Intervention: Radiation Therapy
Outcomes
Primary Outcomes
Phase Ib: Safety Assessment - Evaluation of DLT (Dose Limiting Toxicity) Rate
Time Frame: Begin W1 and every 2 chemotherapy cycles (2 weeks) thereafter, for up to 2 years or until unacceptable toxicity.
To assess the safety of combining durvalumab with RT in that DLT rate is lower than than 33% based on CTCAEv4.0
All Phases: Progression Free Survival Rate at 1 Year
Time Frame: From C1D1 to Progression or until death for 1 year
Progression free survival rate at one year is defined as the probability that a patient remains free of progression of disease (SD+CR+PR) by modified RECIST 1.1 and cystoscopy at 1 year from the start of durvalumab treatment, D1 of durvaRT. Progression is defined using Response Evaluation Criteria In Solid Tumors Criteria (RECIST v1.0), as a 20% increase in the sum of the longest diameter of target lesions, or a measurable increase in a non-target lesion, or the appearance of new lesions
Phase II: Disease Control Rate to Concurrent durvaRT Followed by Durvalumab
Time Frame: From C1D1 until death or up to a maximum of 39 months.
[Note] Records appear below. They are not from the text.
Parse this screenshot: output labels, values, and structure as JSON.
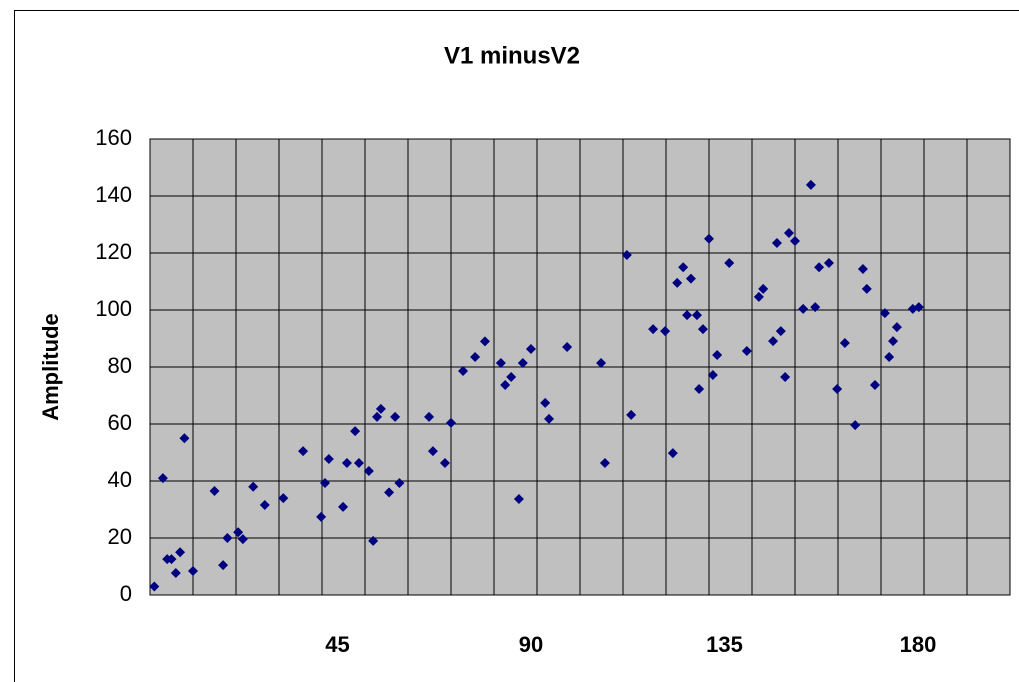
{
  "chart_data": {
    "type": "scatter",
    "title": "V1 minusV2",
    "y_label": "Amplitude",
    "xlim": [
      0,
      200
    ],
    "xticks": [
      45,
      90,
      135,
      180
    ],
    "xgrid": [
      10,
      20,
      30,
      40,
      50,
      60,
      70,
      80,
      90,
      100,
      110,
      120,
      130,
      140,
      150,
      160,
      170,
      180,
      190
    ],
    "ylim": [
      0,
      160
    ],
    "yticks": [
      0,
      20,
      40,
      60,
      80,
      100,
      120,
      140,
      160
    ],
    "grid": true,
    "series": [
      {
        "name": "V1 minusV2",
        "color": "#000080",
        "x": [
          1,
          3,
          4,
          5,
          6,
          7,
          8,
          10,
          15,
          17,
          18,
          20.5,
          21.6,
          24,
          26.7,
          31,
          35.6,
          39.8,
          40.7,
          41.6,
          44.9,
          45.8,
          47.7,
          48.6,
          50.9,
          51.9,
          52.8,
          53.7,
          55.6,
          57,
          58,
          64.9,
          65.8,
          68.6,
          70,
          72.8,
          75.6,
          77.9,
          81.6,
          82.6,
          84,
          85.8,
          86.7,
          88.6,
          91.9,
          92.8,
          97,
          104.9,
          105.8,
          110.9,
          111.9,
          117,
          119.8,
          121.6,
          122.6,
          124,
          124.9,
          125.8,
          127.2,
          127.7,
          128.6,
          130,
          130.9,
          131.9,
          134.7,
          138.8,
          141.6,
          142.6,
          144.9,
          145.8,
          146.7,
          147.7,
          148.6,
          150,
          151.9,
          153.7,
          154.7,
          155.6,
          157.9,
          159.8,
          161.6,
          164,
          165.8,
          166.7,
          168.6,
          170.9,
          171.9,
          172.8,
          173.7,
          177.4,
          178.8
        ],
        "values": [
          3,
          41,
          12.6,
          12.6,
          7.7,
          15,
          55,
          8.4,
          36.5,
          10.5,
          20,
          22,
          19.6,
          38,
          31.6,
          34,
          50.5,
          27.4,
          39.3,
          47.7,
          30.9,
          46.3,
          57.5,
          46.3,
          43.5,
          19,
          62.5,
          65.3,
          36,
          62.5,
          39.3,
          62.5,
          50.5,
          46.3,
          60.4,
          78.6,
          83.5,
          89,
          81.4,
          73.7,
          76.5,
          33.7,
          81.4,
          86.3,
          67.4,
          61.8,
          87,
          81.4,
          46.3,
          119.3,
          63.2,
          93.3,
          92.6,
          49.8,
          109.5,
          115,
          98.2,
          111,
          98.2,
          72.3,
          93.3,
          125,
          77.2,
          84.2,
          116.5,
          85.6,
          104.6,
          107.4,
          89.1,
          123.5,
          92.6,
          76.5,
          127,
          124.2,
          100.4,
          143.9,
          101,
          115,
          116.5,
          72.3,
          88.4,
          59.6,
          114.4,
          107.4,
          73.7,
          98.9,
          83.5,
          89.1,
          94,
          100.4,
          101
        ]
      }
    ]
  }
}
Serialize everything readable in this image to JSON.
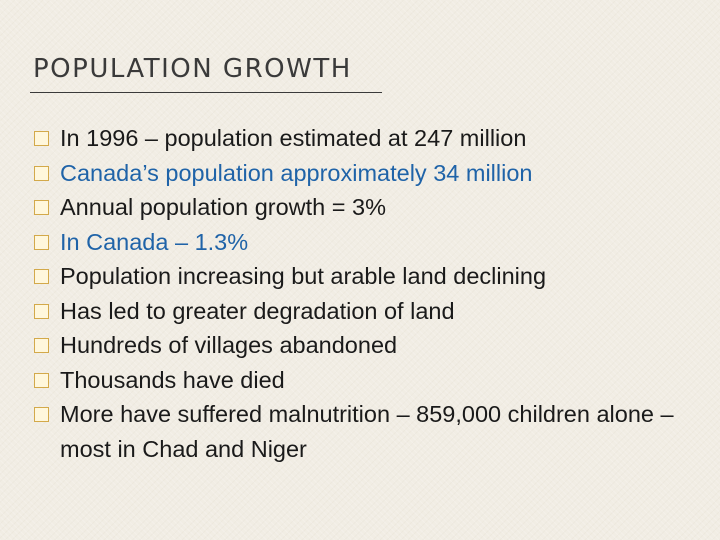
{
  "slide": {
    "title": "POPULATION GROWTH",
    "bullets": [
      {
        "text": "In 1996 – population estimated at 247 million",
        "accent": false
      },
      {
        "text": "Canada’s population approximately 34 million",
        "accent": true
      },
      {
        "text": "Annual population growth = 3%",
        "accent": false
      },
      {
        "text": "In Canada – 1.3%",
        "accent": true
      },
      {
        "text": "Population increasing but arable land declining",
        "accent": false
      },
      {
        "text": "Has led to greater degradation of land",
        "accent": false
      },
      {
        "text": "Hundreds of villages abandoned",
        "accent": false
      },
      {
        "text": "Thousands have died",
        "accent": false
      },
      {
        "text": "More have suffered malnutrition – 859,000 children alone – most in Chad and Niger",
        "accent": false
      }
    ],
    "colors": {
      "background": "#f1ede4",
      "title": "#3a3a3a",
      "body_text": "#1a1a1a",
      "accent_text": "#1f63a8",
      "bullet_marker": "#d3a94a"
    },
    "bullet_icon": "square-bullet-icon"
  }
}
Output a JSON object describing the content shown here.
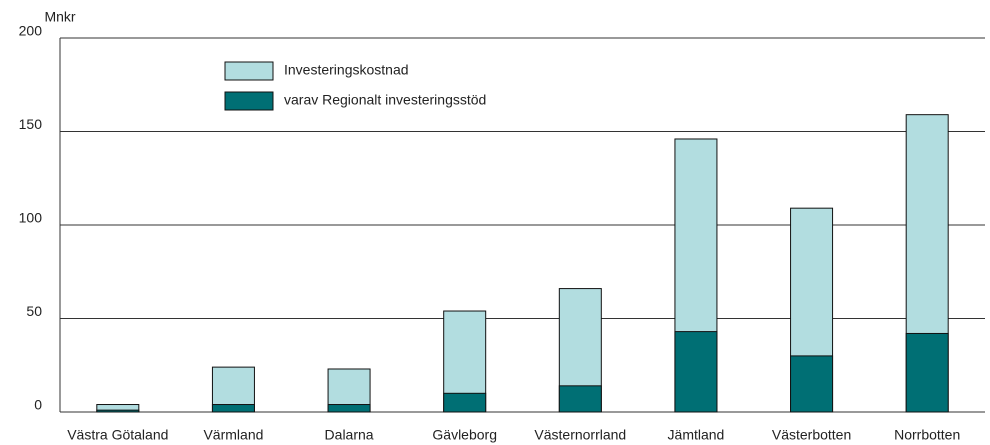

The number of all subjects is reported with stable disease (SD) for 8 weeks, or partial response (PR), or complete response (CR) according to modified RECIST 1.1 and cystoscopy, from the start of treatment until disease progression/recurrence (taking as reference for progressive disease the smallest measurements recorded since the start of treatment). Per Response Evaluation Criteria In Solid Tumors Criteria (RECIST v1.0) for target lesions and assessed by MRI: Complete Response (CR), Disappearance of all target lesions; Partial Response (PR), \>=30% decrease in the sum of the longest diameter of target lesions; Stable Disease(SD), neither sufficient shrinkage to qualify for PR nor sufficient increase to qualify for PD, taking as reference the smallest sum LD since the treatment started;Disease Control Rate (DCR) = CR + PR+SD
Secondary Outcomes
- All Phases: DCR Post Completion of Concurrent durvaRT(From C1D1 until death or up to a maximum of 39 months)
- All Phases : Median Progression Free Survival (PFS) Time(From C1D1 to PD or until death or up to a maximum of 37 months.)
- Phase II: Complete Remission(From C1D1 until CR or death or up to a maximum of 39 months.)
- All Phases: Overall Survival(From C1D1 until death or 39 months.)